Spencer Hall | One Peter Five

Algunas veces, los católicos “conservadores” objetan las críticas de los tradicionalistas sobre Amoris Laetitia diciendo que los católicos que critican el documento están haciendo un juicio personal contra el magisterio, tal como lo hicieron los revolucionarios protestantes, con la diferencia de que los protestantes apelaron únicamente a las escrituras, mientras que los católicos tradicionalistas apelan sólo a la tradición. Sostienen que la solución es confiar en que, más allá de cómo se vaya a realizar la reconciliación entre ambas, podemos estar seguros de que no existe contradicción entre la enseñanza del papa Francisco sobre los divorciados vueltos a casar y la tradición de la Iglesia.

El problema con esta línea de pensamiento es similar a la equivocada objeción que realizan con frecuencia los ateos respecto a las diversas formas del argumento cosmológico: “Si todo tiene una causa, ¿Qué causó a Dios?” A quienes están familiarizados con las clásicas pruebas teístas, es obvio por qué falla esta objeción: porque ningún filósofo serio planteó jamás un argumento cosmológico bajo la premisa de que todo tiene una causa. Es una deformación del verdadero formato de esa familia de argumentos que es que todo aquello que posee alguna característica relevante – una contingencia, un comienzo temporal de la existencia, una composición, etc. – debe tener una causa.

Del mismo modo, el principio católico de que no es legítimo enfrentar el juicio personal de las escrituras contra la enseñanza de la Iglesia, no se basa en que todo lo que no diga el Papa actual es ambiguo y está abierto prácticamente a cualquier interpretación, un caos que solo puede ser resuelto si el Papa impone orden con un decreto magisterial. Se basa en dos principios aceptados por santos católicos y doctores desde el principio de la Iglesia.
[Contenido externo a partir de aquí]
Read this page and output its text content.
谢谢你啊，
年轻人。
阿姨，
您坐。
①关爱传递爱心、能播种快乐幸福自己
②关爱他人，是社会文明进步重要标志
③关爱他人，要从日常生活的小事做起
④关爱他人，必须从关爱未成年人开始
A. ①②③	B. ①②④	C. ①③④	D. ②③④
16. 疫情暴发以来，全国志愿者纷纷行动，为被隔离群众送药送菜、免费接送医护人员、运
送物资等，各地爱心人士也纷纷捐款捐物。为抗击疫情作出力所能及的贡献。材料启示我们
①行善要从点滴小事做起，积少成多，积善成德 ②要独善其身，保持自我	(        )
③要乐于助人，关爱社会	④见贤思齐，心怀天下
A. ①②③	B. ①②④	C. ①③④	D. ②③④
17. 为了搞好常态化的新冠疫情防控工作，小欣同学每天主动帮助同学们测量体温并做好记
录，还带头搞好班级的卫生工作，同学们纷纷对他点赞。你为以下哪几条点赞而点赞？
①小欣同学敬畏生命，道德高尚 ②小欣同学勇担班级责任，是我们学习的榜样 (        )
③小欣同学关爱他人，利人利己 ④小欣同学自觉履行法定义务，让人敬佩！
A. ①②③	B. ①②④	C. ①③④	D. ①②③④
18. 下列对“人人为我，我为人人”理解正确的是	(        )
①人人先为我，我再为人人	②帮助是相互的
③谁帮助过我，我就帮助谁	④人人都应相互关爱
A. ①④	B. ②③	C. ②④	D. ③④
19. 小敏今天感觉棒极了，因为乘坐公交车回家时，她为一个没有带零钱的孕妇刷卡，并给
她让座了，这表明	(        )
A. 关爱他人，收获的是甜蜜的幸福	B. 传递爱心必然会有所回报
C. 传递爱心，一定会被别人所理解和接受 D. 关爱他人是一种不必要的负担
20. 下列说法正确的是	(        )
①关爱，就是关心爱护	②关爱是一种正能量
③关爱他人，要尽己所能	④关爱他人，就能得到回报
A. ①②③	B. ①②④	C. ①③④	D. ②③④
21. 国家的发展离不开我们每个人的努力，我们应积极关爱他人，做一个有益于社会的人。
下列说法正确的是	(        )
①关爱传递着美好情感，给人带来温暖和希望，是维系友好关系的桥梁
Primero, las escrituras solas carecen de claridad suficiente como única guía para la fe, y por lo tanto necesita ser interpretada y complementada por la tradición. Al hacer esto, la normativa completa de la fe, que incluye tanto a las escrituras como a la tradición, es una declaración clara e inmutable de la enseñanza universal de la Iglesia.

Segundo, lo que sea que la Iglesia proclame como dogma divinamente revelado, que todos estamos obligados a creer como parte del depósito de la fe, debe ser verdad. Por lo tanto, apelar a cualquier fuente en contra de una definición dogmática es, en primer lugar, ilegítimo.

Apliquemos esto a la revolución protestante; los protestantes fueron condenados por apelar a su interpretación personal de las escrituras en contra de las enseñanzas claras y establecidas planteadas como obligatorias para todos los católicos so pena de anatema. Cuando Juan Calvino negó las doctrinas de la transubstanciación y el purgatorio, no estaba desafiando algo que simplemente había sido propuesto por expertos teólogos. Discutir los argumentos de antiguos santos e incluso de doctores de la Iglesia no era nada nuevo; el beato John Duns refutó a Santo Tomás de Aquino en varias cuestiones y terminó siendo defendido por la Iglesia en uno de ellos (la Inmaculada Concepción). Tampoco fue culpable por negar lo que los obispos y Papas de su tiempo habían insinuado, o sugerido, como si el papa San Pío V hubiera insinuado que el purgatorio podía no existir o permitió a algunos obispos enseñar que existía y a otros que no existía. Calvino fue condenado porque negó doctrinas que ya habían sido presentadas explícitamente a toda la Iglesia como dogma divinamente revelado.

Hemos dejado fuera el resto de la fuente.